The man accused of shooting Kincaid, David Matthew Higgins, 32, of Jim Wall Street in Morganton, and the man accused of learning about the killing and not reporting it, Jacob Dean Coley, 17, of N.C. 126 in Morganton, arrived for their first hearing in Burke District Court on Tuesday about the same time the rest of Kincaid's decomposed body was found. Though charged in Burke County, Higgins is being held in the Caldwell County Detention Center. Officials would not say why he is being held separately from Coley.

Members of Kincaid's family arrived at the Burke County courthouse not long after the court session began. Kincaid's wife, Sandy, began to audibly sob as soon as she took her seat, and those around her tried to console her.
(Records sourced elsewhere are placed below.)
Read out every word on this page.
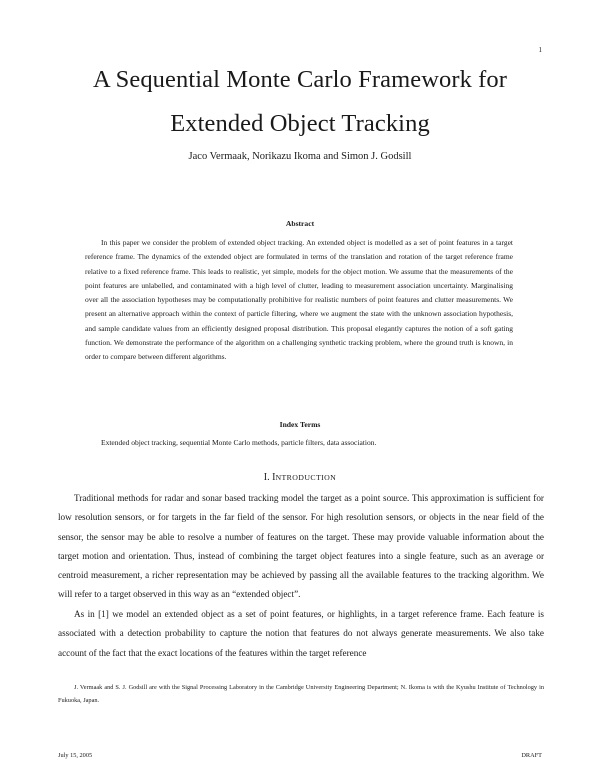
1
A Sequential Monte Carlo Framework for
Extended Object Tracking
Jaco Vermaak, Norikazu Ikoma and Simon J. Godsill
Abstract

In this paper we consider the problem of extended object tracking. An extended object is modelled as a set of point features in a target reference frame. The dynamics of the extended object are formulated in terms of the translation and rotation of the target reference frame relative to a fixed reference frame. This leads to realistic, yet simple, models for the object motion. We assume that the measurements of the point features are unlabelled, and contaminated with a high level of clutter, leading to measurement association uncertainty. Marginalising over all the association hypotheses may be computationally prohibitive for realistic numbers of point features and clutter measurements. We present an alternative approach within the context of particle filtering, where we augment the state with the unknown association hypothesis, and sample candidate values from an efficiently designed proposal distribution. This proposal elegantly captures the notion of a soft gating function. We demonstrate the performance of the algorithm on a challenging synthetic tracking problem, where the ground truth is known, in order to compare between different algorithms.

Index Terms

Extended object tracking, sequential Monte Carlo methods, particle filters, data association.

I. INTRODUCTION

Traditional methods for radar and sonar based tracking model the target as a point source. This approximation is sufficient for low resolution sensors, or for targets in the far field of the sensor. For high resolution sensors, or objects in the near field of the sensor, the sensor may be able to resolve a number of features on the target. These may provide valuable information about the target motion and orientation. Thus, instead of combining the target object features into a single feature, such as an average or centroid measurement, a richer representation may be achieved by passing all the available features to the tracking algorithm. We will refer to a target observed in this way as an “extended object”.

As in [1] we model an extended object as a set of point features, or highlights, in a target reference frame. Each feature is associated with a detection probability to capture the notion that features do not always generate measurements. We also take account of the fact that the exact locations of the features within the target reference

J. Vermaak and S. J. Godsill are with the Signal Processing Laboratory in the Cambridge University Engineering Department; N. Ikoma is with the Kyushu Institute of Technology in Fukuoka, Japan.

July 15, 2005	DRAFT
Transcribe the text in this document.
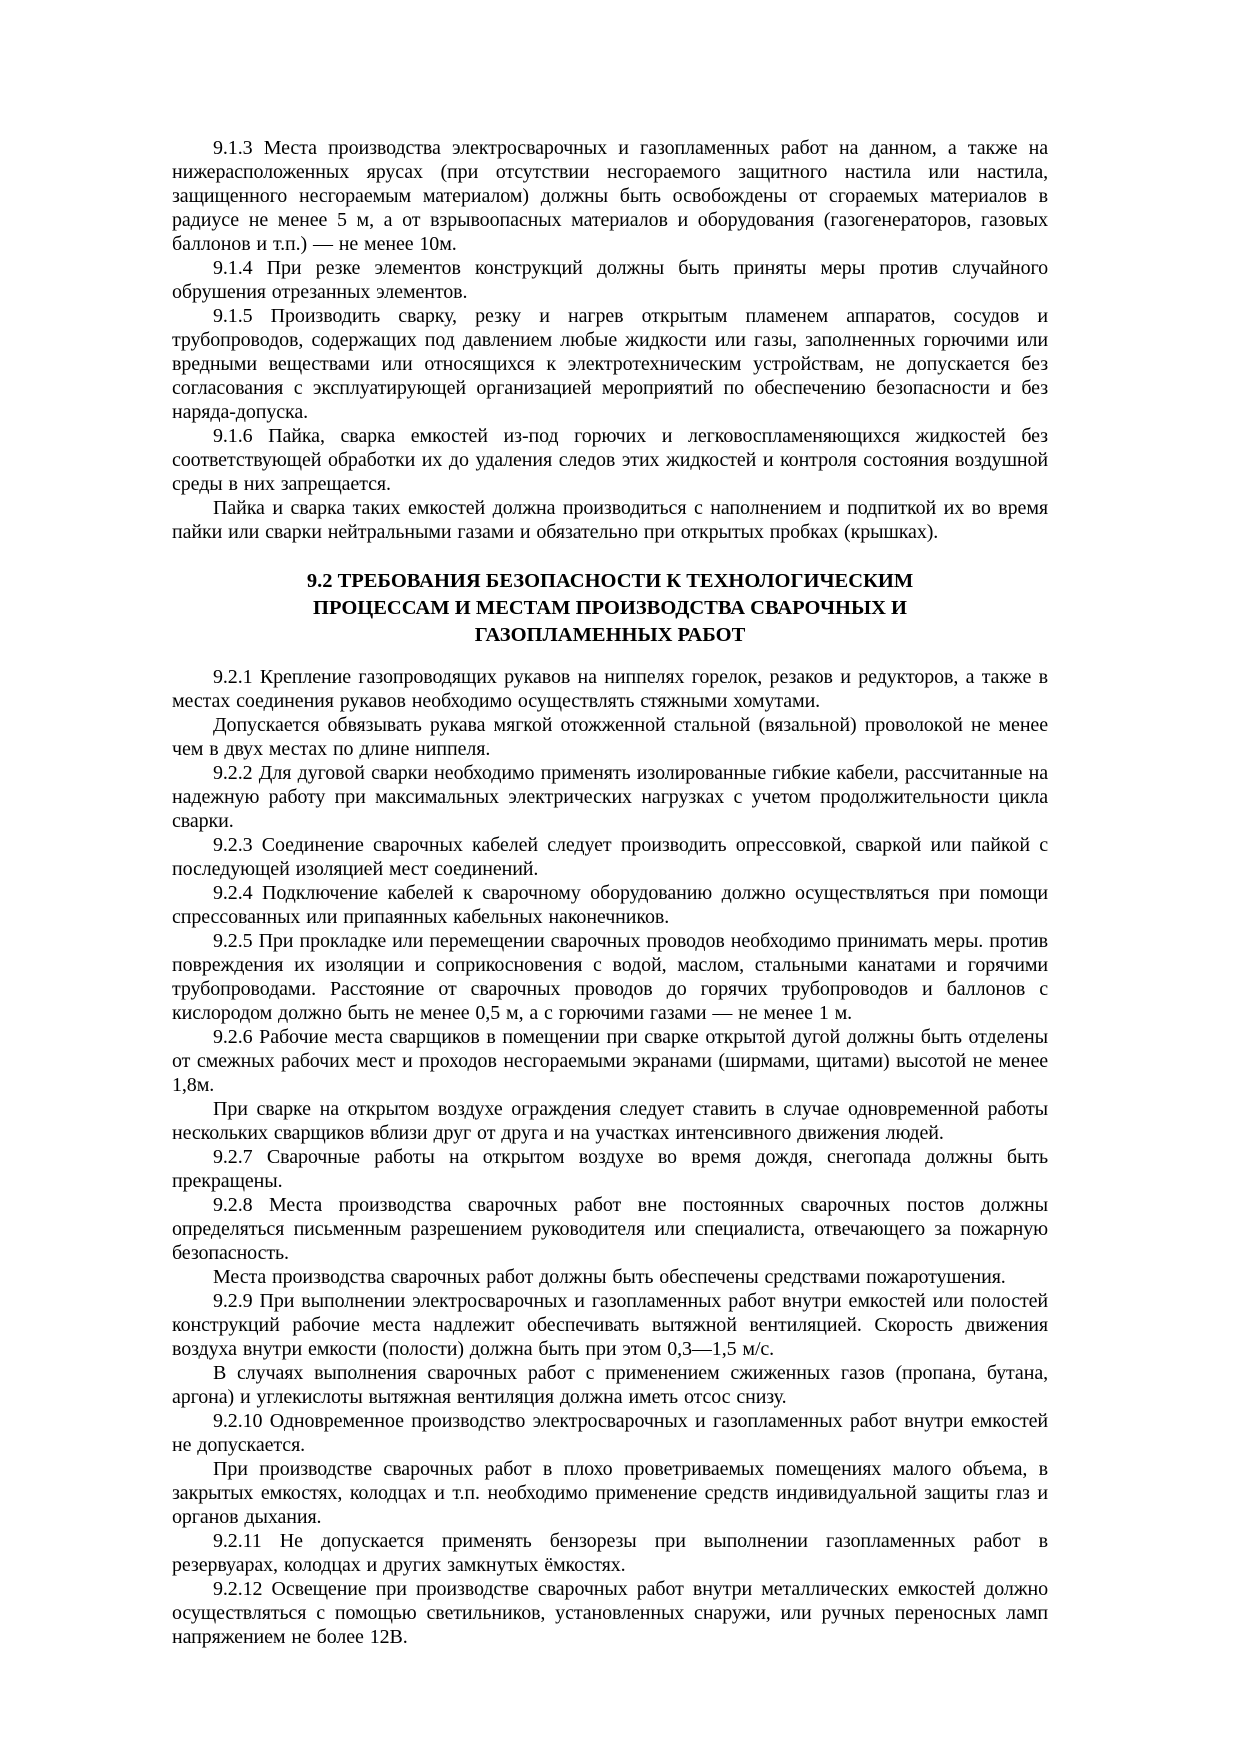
9.1.3 Места производства электросварочных и газопламенных работ на данном, а также на нижерасположенных ярусах (при отсутствии несгораемого защитного настила или настила, защищенного несгораемым материалом) должны быть освобождены от сгораемых материалов в радиусе не менее 5 м, а от взрывоопасных материалов и оборудования (газогенераторов, газовых баллонов и т.п.) — не менее 10м.

9.1.4 При резке элементов конструкций должны быть приняты меры против случайного обрушения отрезанных элементов.

9.1.5 Производить сварку, резку и нагрев открытым пламенем аппаратов, сосудов и трубопроводов, содержащих под давлением любые жидкости или газы, заполненных горючими или вредными веществами или относящихся к электротехническим устройствам, не допускается без согласования с эксплуатирующей организацией мероприятий по обеспечению безопасности и без наряда-допуска.

9.1.6 Пайка, сварка емкостей из-под горючих и легковоспламеняющихся жидкостей без соответствующей обработки их до удаления следов этих жидкостей и контроля состояния воздушной среды в них запрещается.

Пайка и сварка таких емкостей должна производиться с наполнением и подпиткой их во время пайки или сварки нейтральными газами и обязательно при открытых пробках (крышках).

9.2 ТРЕБОВАНИЯ БЕЗОПАСНОСТИ К ТЕХНОЛОГИЧЕСКИМ
ПРОЦЕССАМ И МЕСТАМ ПРОИЗВОДСТВА СВАРОЧНЫХ И
ГАЗОПЛАМЕННЫХ РАБОТ

9.2.1 Крепление газопроводящих рукавов на ниппелях горелок, резаков и редукторов, а также в местах соединения рукавов необходимо осуществлять стяжными хомутами.

Допускается обвязывать рукава мягкой отожженной стальной (вязальной) проволокой не менее чем в двух местах по длине ниппеля.

9.2.2 Для дуговой сварки необходимо применять изолированные гибкие кабели, рассчитанные на надежную работу при максимальных электрических нагрузках с учетом продолжительности цикла сварки.

9.2.3 Соединение сварочных кабелей следует производить опрессовкой, сваркой или пайкой с последующей изоляцией мест соединений.

9.2.4 Подключение кабелей к сварочному оборудованию должно осуществляться при помощи спрессованных или припаянных кабельных наконечников.

9.2.5 При прокладке или перемещении сварочных проводов необходимо принимать меры. против повреждения их изоляции и соприкосновения с водой, маслом, стальными канатами и горячими трубопроводами. Расстояние от сварочных проводов до горячих трубопроводов и баллонов с кислородом должно быть не менее 0,5 м, а с горючими газами — не менее 1 м.

9.2.6 Рабочие места сварщиков в помещении при сварке открытой дугой должны быть отделены от смежных рабочих мест и проходов несгораемыми экранами (ширмами, щитами) высотой не менее 1,8м.

При сварке на открытом воздухе ограждения следует ставить в случае одновременной работы нескольких сварщиков вблизи друг от друга и на участках интенсивного движения людей.

9.2.7 Сварочные работы на открытом воздухе во время дождя, снегопада должны быть прекращены.

9.2.8 Места производства сварочных работ вне постоянных сварочных постов должны определяться письменным разрешением руководителя или специалиста, отвечающего за пожарную безопасность.

Места производства сварочных работ должны быть обеспечены средствами пожаротушения.

9.2.9 При выполнении электросварочных и газопламенных работ внутри емкостей или полостей конструкций рабочие места надлежит обеспечивать вытяжной вентиляцией. Скорость движения воздуха внутри емкости (полости) должна быть при этом 0,3—1,5 м/с.

В случаях выполнения сварочных работ с применением сжиженных газов (пропана, бутана, аргона) и углекислоты вытяжная вентиляция должна иметь отсос снизу.

9.2.10 Одновременное производство электросварочных и газопламенных работ внутри емкостей не допускается.

При производстве сварочных работ в плохо проветриваемых помещениях малого объема, в закрытых емкостях, колодцах и т.п. необходимо применение средств индивидуальной защиты глаз и органов дыхания.

9.2.11 Не допускается применять бензорезы при выполнении газопламенных работ в резервуарах, колодцах и других замкнутых ёмкостях.

9.2.12 Освещение при производстве сварочных работ внутри металлических емкостей должно осуществляться с помощью светильников, установленных снаружи, или ручных переносных ламп напряжением не более 12В.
They left before Coley's hearing, deciding they had seen and heard enough. In the lobby, Sandy Kincaid wept uncontrollably.

When Higgins was being led into the Burke County Courthouse on Monday, reporters asked why he had killed Kincaid, and Higgins said, "It was the drugs." But relatives of Kincaid said Tuesday they don't believe that.
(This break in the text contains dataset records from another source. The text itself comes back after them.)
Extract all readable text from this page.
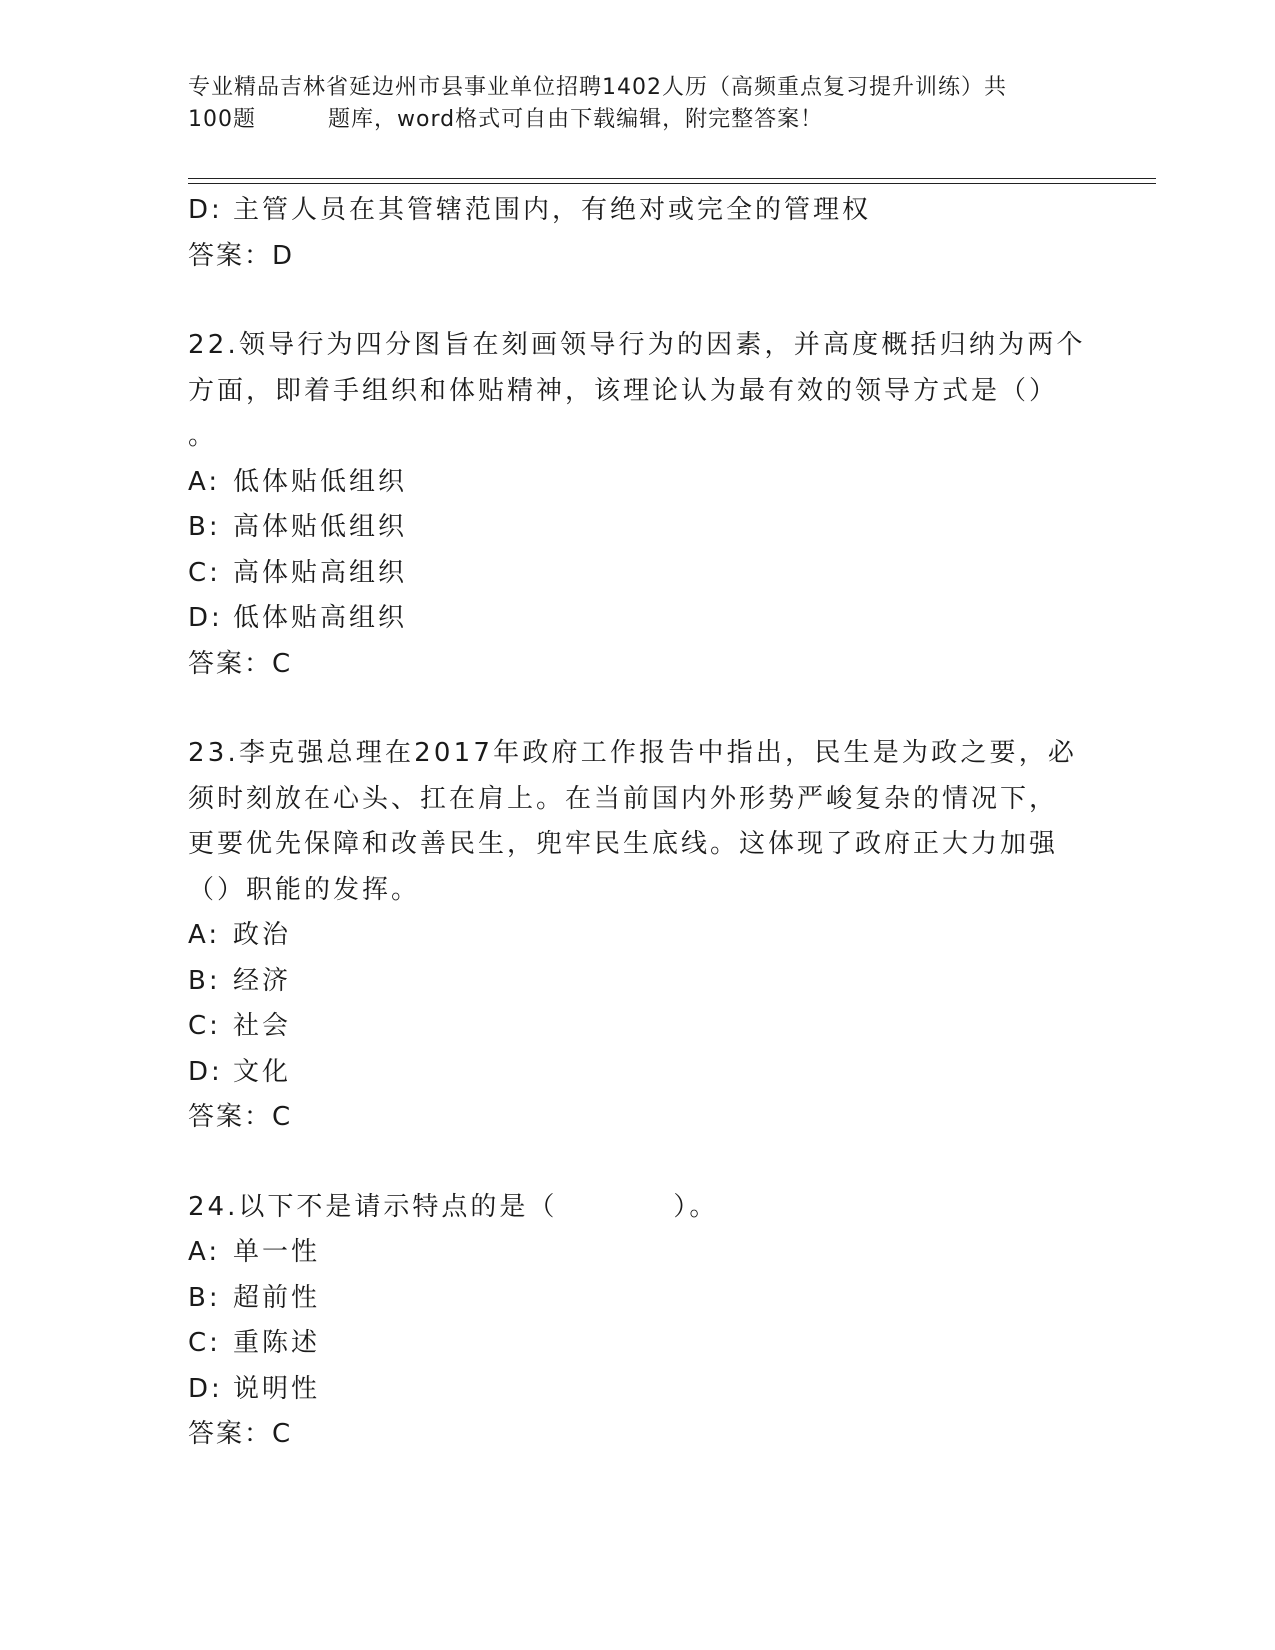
专业精品吉林省延边州市县事业单位招聘1402人历（高频重点复习提升训练）共
100题	题库，word格式可自由下载编辑，附完整答案！
D: 主管人员在其管辖范围内，有绝对或完全的管理权
答案：D
22.领导行为四分图旨在刻画领导行为的因素，并高度概括归纳为两个
方面，即着手组织和体贴精神，该理论认为最有效的领导方式是（）
。
A: 低体贴低组织
B: 高体贴低组织
C: 高体贴高组织
D: 低体贴高组织
答案：C
23.李克强总理在2017年政府工作报告中指出，民生是为政之要，必
须时刻放在心头、扛在肩上。在当前国内外形势严峻复杂的情况下，
更要优先保障和改善民生，兜牢民生底线。这体现了政府正大力加强
（）职能的发挥。
A: 政治
B: 经济
C: 社会
D: 文化
答案：C
24.以下不是请示特点的是（　　　　）。
A: 单一性
B: 超前性
C: 重陈述
D: 说明性
答案：C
"This is not about drugs, this is a hate crime," said Shauntel Edmondson, Damond Kincaid's sister. Kincaid was black, Higgins is white. "We pretty much knew something was up. He (Higgins) had talked to several people that he was going to kill my brother, starting about Friday, before this happened. He keeps hollering about 'drugs.' He planned this defense. I'm gonna prove that somehow."

Whisenant said that investigators have no evidence that the killing was a hate crime but will look into the possibility.
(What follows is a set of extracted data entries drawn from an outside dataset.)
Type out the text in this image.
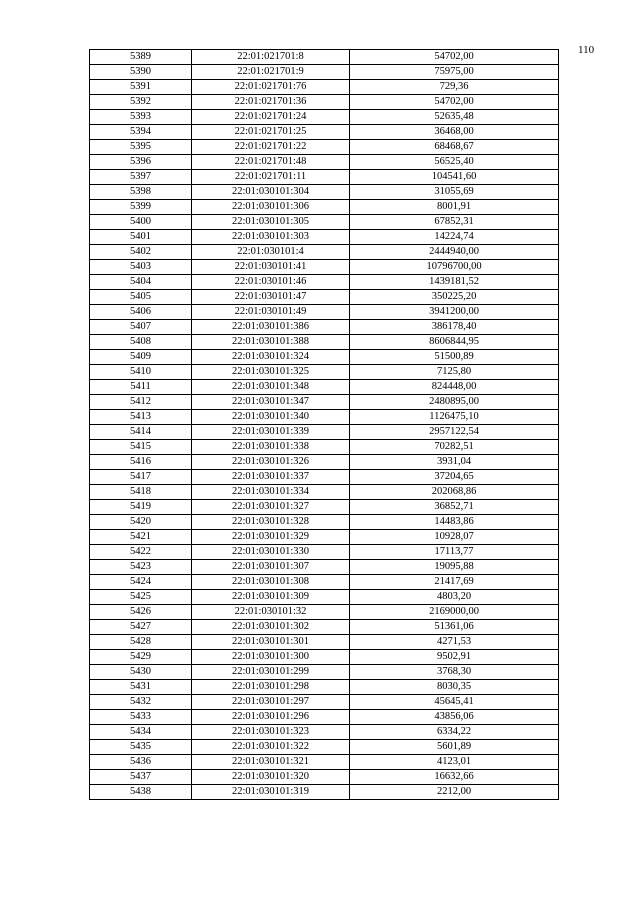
110
5389	22:01:021701:8	54702,00
5390	22:01:021701:9	75975,00
5391	22:01:021701:76	729,36
5392	22:01:021701:36	54702,00
5393	22:01:021701:24	52635,48
5394	22:01:021701:25	36468,00
5395	22:01:021701:22	68468,67
5396	22:01:021701:48	56525,40
5397	22:01:021701:11	104541,60
5398	22:01:030101:304	31055,69
5399	22:01:030101:306	8001,91
5400	22:01:030101:305	67852,31
5401	22:01:030101:303	14224,74
5402	22:01:030101:4	2444940,00
5403	22:01:030101:41	10796700,00
5404	22:01:030101:46	1439181,52
5405	22:01:030101:47	350225,20
5406	22:01:030101:49	3941200,00
5407	22:01:030101:386	386178,40
5408	22:01:030101:388	8606844,95
5409	22:01:030101:324	51500,89
5410	22:01:030101:325	7125,80
5411	22:01:030101:348	824448,00
5412	22:01:030101:347	2480895,00
5413	22:01:030101:340	1126475,10
5414	22:01:030101:339	2957122,54
5415	22:01:030101:338	70282,51
5416	22:01:030101:326	3931,04
5417	22:01:030101:337	37204,65
5418	22:01:030101:334	202068,86
5419	22:01:030101:327	36852,71
5420	22:01:030101:328	14483,86
5421	22:01:030101:329	10928,07
5422	22:01:030101:330	17113,77
5423	22:01:030101:307	19095,88
5424	22:01:030101:308	21417,69
5425	22:01:030101:309	4803,20
5426	22:01:030101:32	2169000,00
5427	22:01:030101:302	51361,06
5428	22:01:030101:301	4271,53
5429	22:01:030101:300	9502,91
5430	22:01:030101:299	3768,30
5431	22:01:030101:298	8030,35
5432	22:01:030101:297	45645,41
5433	22:01:030101:296	43856,06
5434	22:01:030101:323	6334,22
5435	22:01:030101:322	5601,89
5436	22:01:030101:321	4123,01
5437	22:01:030101:320	16632,66
5438	22:01:030101:319	2212,00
Kincaid's family reported him missing to the Caldwell County Sheriff's Office on Aug. 14. Authorities in Caldwell say he had last been seen Aug. 10 in Granite Falls in a Hummer driven by Higgins, which belonged to Higgins' uncle.However Jorden Robinson, whose sister is the mother of Kincaid's oldest child and was also with the family Tuesday, said he and Higgins, also known as "Big Pun," were more recently seen together at a Dollar General on N.C. 18 in the Hartland area of Caldwell County. Investigators later found two small-caliber bullet casings in the back seat, and blood stains in the front passenger seat.

Robinson also said Kincaid had been staying temporarily with Higgins as recently as two weeks ago, just prior to his disappearance. Kincaid was gathering some of his belongings to haul back to Winston-Salem, Robinson said.

Higgins at first denied any connection to Kincaid's disappearance, but Coley, Higgins' neighbor, later told investigators that Higgins had come to his house in the eary morning hours of Aug. 11 and said he shot Kincaid and dumped his body. Confronted again on Monday, Higgins admitted he killed Kincaid and dumped his body. He then led detectives to where the decomposed body, though some parts by then were missing.

Higgins was charged with murder, and Coley with accessory after the fact for murder.

Kincaid had been living in Winston-Salem with his wife, Jean, for the past year. Prior to that, he lived in the Hartland area of Caldwell County. He left behind two children, ages 5 and 3, and a 7-year-old stepdaughter.

"He was a great man, a good father," said his cousin Houston Patterson. "I've known him all my life. No man deserves to be treated like that. The man lost his life, his wife, and his three kids. I just saw him three weeks ago at my sister's engagement, and now he's gone.

"We want answers, we want justice, and we want peace. I can't even imagine what he went through. It's hard on everybody."